Compared to the price that PNB paid for its stake in Sapura and Velesto, the fund is sitting on a huge paper loss.
The O&G sector has been hit with a sharp decline in demand due to Covid-19 pandemic that froze business and consumer activity, as well as an oversupply situation.
Once a darling stock, Sapura is now trading at nine sen a share and suffered almost RM4.6bil losses for its financial year ended Jan 31,2020.
In 2017, PNB injected more than RM800mil into Velesto and in 2019 it invested RM2.68bil in Sapura. This is equivalent to a 3% of PNB’s total asset under management.
However, based on the last closing price of Velesto and Sapura at 16 sen and 9 sen on Wednesday, Velesto’s share price has dropped more than 80%, while Sapura plunged almost 70% since early last 2019.
Last month, the top management of Sapura took a 50% salary cut as part of the internal austerity measures to preserve its cashflow.
Jalil was appointed chairman of Sapura in January this year, which raised questions if the salary cut was part of PNB’s initiative in taking a more active role in its investee companies.
Under the Focus 4 initiatives, Jalil says PNB has introduced the “Stewardship Framework” to ensure the stability of its investee companies by promoting a performance-driven culture and improving the respective companies’ organisational health.
Under the programme, PNB will take a more active role as an investor, including a presence at boardroom level and working together with the management of its investee companies in driving their strategy.
“We want to be actively engaging companies, championing good corporate governance and exercise our shareholding by way of proxy voting, ” Jalil says.
Towards this end, PNB has set up Strategic Investment Council (SIC) that will be chaired by Jalil, consisting of all CEOs of PNB’s strategic companies.
Jalil says the SIC is aimed at aligning interests and reducing duplication where possible and serves as an avenue to share best practices.

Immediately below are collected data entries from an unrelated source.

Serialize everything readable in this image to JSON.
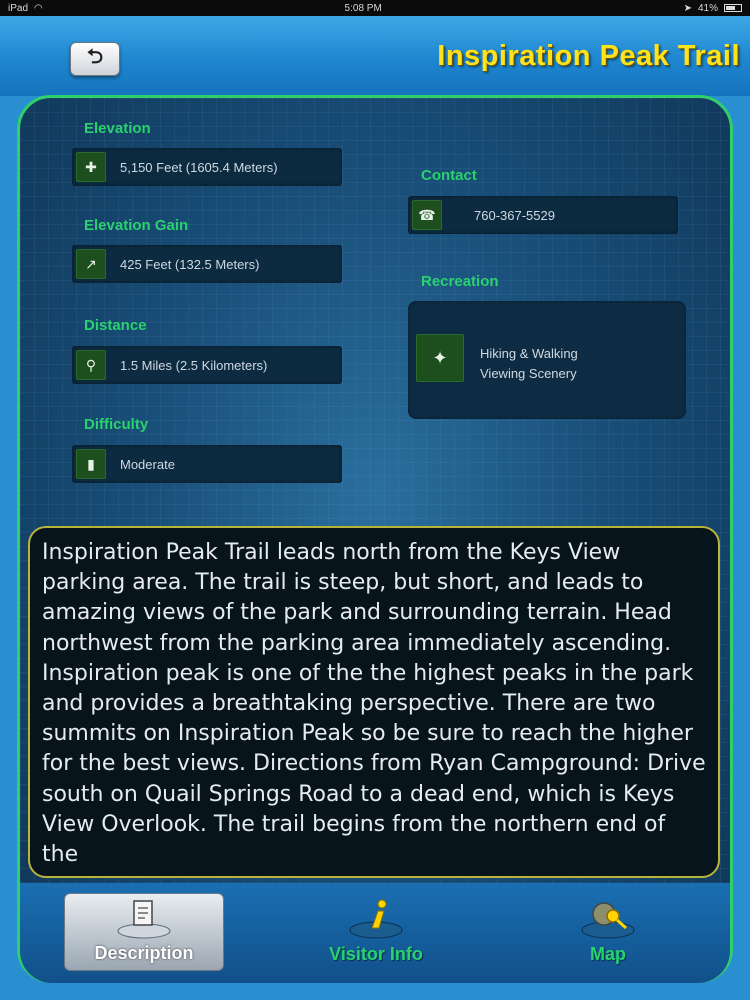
{
  "status_bar": {
    "device": "iPad",
    "time": "5:08 PM",
    "battery": "41%"
  },
  "header": {
    "back_label": "⮌",
    "title": "Inspiration Peak Trail"
  },
  "info": {
    "elevation": {
      "label": "Elevation",
      "value": "5,150 Feet (1605.4 Meters)"
    },
    "elevation_gain": {
      "label": "Elevation Gain",
      "value": "425 Feet (132.5 Meters)"
    },
    "distance": {
      "label": "Distance",
      "value": "1.5 Miles (2.5 Kilometers)"
    },
    "difficulty": {
      "label": "Difficulty",
      "value": "Moderate"
    },
    "contact": {
      "label": "Contact",
      "value": "760-367-5529"
    },
    "recreation": {
      "label": "Recreation",
      "items": [
        "Hiking & Walking",
        "Viewing Scenery"
      ]
    }
  },
  "description": "Inspiration Peak Trail leads north from the Keys View parking area. The trail is steep, but short, and leads to amazing views of the park and surrounding terrain. Head northwest from the parking area immediately ascending. Inspiration peak is one of the the highest peaks in the park and provides a breathtaking perspective. There are two summits on Inspiration Peak so be sure to reach the higher for the best views. Directions from Ryan Campground: Drive south on Quail Springs Road to a dead end, which is Keys View Overlook. The trail begins from the northern end of the",
  "tabs": [
    {
      "label": "Description",
      "icon": "document-icon",
      "active": true
    },
    {
      "label": "Visitor Info",
      "icon": "info-icon",
      "active": false
    },
    {
      "label": "Map",
      "icon": "map-search-icon",
      "active": false
    }
  ],
  "colors": {
    "accent_green": "#29d26d",
    "title_yellow": "#ffe21a",
    "header_blue": "#2a8fd0"
  }
}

The stewardship framework and asset diversification is an extension of the precious initiative STRIVE-15 to create value among its portfolio companies, and enhance risk management and organisational transformation.

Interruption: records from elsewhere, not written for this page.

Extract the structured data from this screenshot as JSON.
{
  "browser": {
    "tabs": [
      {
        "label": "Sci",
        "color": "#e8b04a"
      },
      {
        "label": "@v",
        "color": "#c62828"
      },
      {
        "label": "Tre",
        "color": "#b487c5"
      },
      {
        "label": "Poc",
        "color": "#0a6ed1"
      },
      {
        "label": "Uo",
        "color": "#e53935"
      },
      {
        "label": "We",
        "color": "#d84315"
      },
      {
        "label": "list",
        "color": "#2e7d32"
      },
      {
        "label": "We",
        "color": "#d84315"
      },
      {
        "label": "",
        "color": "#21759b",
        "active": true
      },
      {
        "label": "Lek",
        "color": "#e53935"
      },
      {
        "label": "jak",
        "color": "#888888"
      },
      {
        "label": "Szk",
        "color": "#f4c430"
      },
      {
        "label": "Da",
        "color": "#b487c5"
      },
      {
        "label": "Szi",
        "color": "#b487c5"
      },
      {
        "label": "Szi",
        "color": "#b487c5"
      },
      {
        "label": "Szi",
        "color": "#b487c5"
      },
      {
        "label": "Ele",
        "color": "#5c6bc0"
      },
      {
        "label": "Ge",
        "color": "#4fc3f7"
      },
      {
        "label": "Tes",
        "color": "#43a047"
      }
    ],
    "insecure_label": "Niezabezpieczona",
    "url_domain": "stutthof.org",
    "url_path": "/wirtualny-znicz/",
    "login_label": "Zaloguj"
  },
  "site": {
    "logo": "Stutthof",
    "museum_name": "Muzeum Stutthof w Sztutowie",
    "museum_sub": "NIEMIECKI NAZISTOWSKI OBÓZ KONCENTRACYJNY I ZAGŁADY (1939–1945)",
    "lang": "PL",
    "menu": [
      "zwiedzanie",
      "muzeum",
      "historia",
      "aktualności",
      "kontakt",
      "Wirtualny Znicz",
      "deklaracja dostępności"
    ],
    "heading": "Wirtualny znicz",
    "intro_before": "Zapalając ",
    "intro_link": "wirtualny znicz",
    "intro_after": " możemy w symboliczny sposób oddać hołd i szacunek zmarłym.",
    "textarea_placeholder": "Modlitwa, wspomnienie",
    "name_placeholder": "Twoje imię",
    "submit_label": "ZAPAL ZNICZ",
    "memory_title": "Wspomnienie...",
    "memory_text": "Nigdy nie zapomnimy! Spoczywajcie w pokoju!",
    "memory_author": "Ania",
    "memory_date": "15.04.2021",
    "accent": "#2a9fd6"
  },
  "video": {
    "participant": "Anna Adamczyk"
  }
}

Low returns for this year is expected as business and consumer activity have grinded to a halt due to the Covid-19 pandemic.

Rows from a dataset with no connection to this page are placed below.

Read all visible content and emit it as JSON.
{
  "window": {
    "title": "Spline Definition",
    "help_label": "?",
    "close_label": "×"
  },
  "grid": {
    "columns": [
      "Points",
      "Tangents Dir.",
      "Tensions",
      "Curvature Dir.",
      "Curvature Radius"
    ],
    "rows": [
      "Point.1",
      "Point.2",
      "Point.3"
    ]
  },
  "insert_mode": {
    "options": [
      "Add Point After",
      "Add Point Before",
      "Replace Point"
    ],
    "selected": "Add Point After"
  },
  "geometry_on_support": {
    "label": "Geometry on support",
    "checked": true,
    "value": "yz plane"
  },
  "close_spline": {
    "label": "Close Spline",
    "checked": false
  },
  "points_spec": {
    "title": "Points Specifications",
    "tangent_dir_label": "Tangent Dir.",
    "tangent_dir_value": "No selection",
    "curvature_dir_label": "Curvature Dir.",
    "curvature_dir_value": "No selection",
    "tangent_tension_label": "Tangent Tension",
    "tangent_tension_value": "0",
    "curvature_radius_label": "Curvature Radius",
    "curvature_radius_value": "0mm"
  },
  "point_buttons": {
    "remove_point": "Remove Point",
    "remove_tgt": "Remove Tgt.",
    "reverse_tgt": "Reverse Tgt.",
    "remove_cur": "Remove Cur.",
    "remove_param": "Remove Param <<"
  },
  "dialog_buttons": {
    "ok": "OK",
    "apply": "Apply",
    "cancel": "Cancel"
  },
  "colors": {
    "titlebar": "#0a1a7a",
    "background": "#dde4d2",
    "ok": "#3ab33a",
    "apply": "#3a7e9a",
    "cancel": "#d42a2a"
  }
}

Zeti says PNB has to take a long-term view and focus on the fundamentals such as identifying a mega shift in the economy.
In the immediate term, Zeti says businesses are being heavily disrupted, which affects their earnings, increases unemployment and volatility in the financial market.
“In this bleak financial and economic conditions, there is however some room for optimism. While the necessary economic pain to contain the spread of the pandemic may be intense and immense, it will, however, be temporary.
“Once the economic shutdown is lifted, economic activity can be reignited. In the immediate timeframe, a recession may be felt before the recovery occurs. We, therefore, need to look beyond the immediate term, ” she says.
Zeti says the fund’s ability to perform this year will depend on factors such as no second Covid-19 wave, announced policies are effectively implemented, addressing the issues related to SMEs and rising unemployment, and how quickly consumer spending picks up.
“Of course, the performance of the companies that we are invested in is important. They are an important part of our effectiveness in being able to generate income and there are actions to be taken to raise the potential of these investments, ” she says.